Photo by Heather Middleton

Photo by Heather Middleton

By Mehgaan Jones


Students patiently waited to give blood, on Wednesday, in the media center at Jonesboro High School.

Stephanie Johnson, the school's principal, stressed to the young donors the importance of giving back to the community. "It is important for students to do community service," Johnson said. She added that it does not take a lot of commitment to donate blood.

"Usually around this time, you start to hear about crises throughout the country, and [during this time], the Red Cross is in need of blood," she said. Johnson explained that she grew up in Mobile, Ala., and experienced the crisis of hurricanes. "They [the Red Cross] always needed blood ... There were so many tragic incidences that required blood transfusions ...," she said.

The Health Occupation Students of America organization (HOSA) partnered with the American Red Cross to host the community blood drive, at Jonesboro High. HOSA is a group that gives aspiring health-care professionals preparation and insight into the medical field.

The blood drive took place from 8 a.m., to 2 p.m., in the school's media center. Jonesboro High is located at 7728 Mount Zion Boulevard.

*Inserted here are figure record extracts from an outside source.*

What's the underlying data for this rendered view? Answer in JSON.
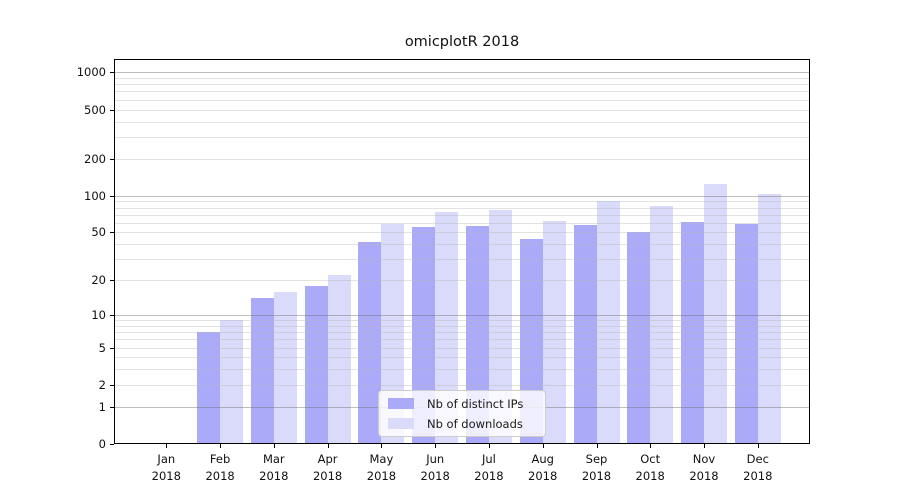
{
  "chart_data": {
    "type": "bar",
    "title": "omicplotR 2018",
    "x_year": "2018",
    "months": [
      "Jan",
      "Feb",
      "Mar",
      "Apr",
      "May",
      "Jun",
      "Jul",
      "Aug",
      "Sep",
      "Oct",
      "Nov",
      "Dec"
    ],
    "series": [
      {
        "name": "Nb of distinct IPs",
        "color": "#aaaaf9",
        "values": [
          0,
          7,
          14,
          18,
          42,
          55,
          57,
          44,
          58,
          50,
          61,
          59
        ]
      },
      {
        "name": "Nb of downloads",
        "color": "#dadafa",
        "values": [
          0,
          9,
          16,
          22,
          59,
          74,
          76,
          62,
          91,
          82,
          124,
          104
        ]
      }
    ],
    "y_scale": "log1p",
    "y_ticks": [
      0,
      1,
      2,
      5,
      10,
      20,
      50,
      100,
      200,
      500,
      1000
    ],
    "ylim_top": 1250,
    "grid": {
      "major_lines": [
        1,
        10,
        100,
        1000
      ],
      "minor_lines": [
        2,
        3,
        4,
        5,
        6,
        7,
        8,
        9,
        20,
        30,
        40,
        50,
        60,
        70,
        80,
        90,
        200,
        300,
        400,
        500,
        600,
        700,
        800,
        900
      ]
    },
    "legend": {
      "position": "lower center"
    }
  }
}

According to Glenda Adams, the school's health-care science and education instructor, the blood drive is a part of the Red Ribbon Week observance, which is part of an anti-drug campaign in the Clayton County School System and other school systems around the nation.

"There are about 80 donors who signed up today," said Adams. She added that the donated blood will be used for the holiday season, and will be given to local hospitals.

According to a written statement from the American Red Cross, the Red Cross supplies blood products to 3,000 hospitals nationwide.

Eleventh-grader, Noah Holden, donated blood at Jonesboro High on Wednesday. "I plan on going to the Marines to help people, so I feel like I might as well start helping people now," he said.

Local residents, parents and school staff members were invited to the drive. "The community and parents can just drop-in, and they will be expedited to the front of the line," said Adams. Students had to register for the event prior to Wednesday. Adams said that students have to be 17 years of age and, at least, 110 pounds.

Jonesboro High freshman, Amber Usry, was unable to give blood because she is too young. She is a member of HOSA, however, and volunteered to help during the event. "I believe it is good to give blood, because people are in need," she said.

"Blood drives in high schools are very important," said Glenda Adams. "Babies and pediatric patients can only take blood from students." She added that adults have viruses, which teens do not have. Therefore, the blood of high school students is best for young children. Adams said that HOSA conducts a blood drive twice a year.

American Red Cross employee, Willie Dixon, said he thinks it is nice to help teach younger generations about saving lives, and Principal Stephanie Johnson added that, when students participate in community service, they feel valuable.

"The blood drive exemplifies standing together for a greater purpose," said Jonesboro High freshman, Aungelique Williams.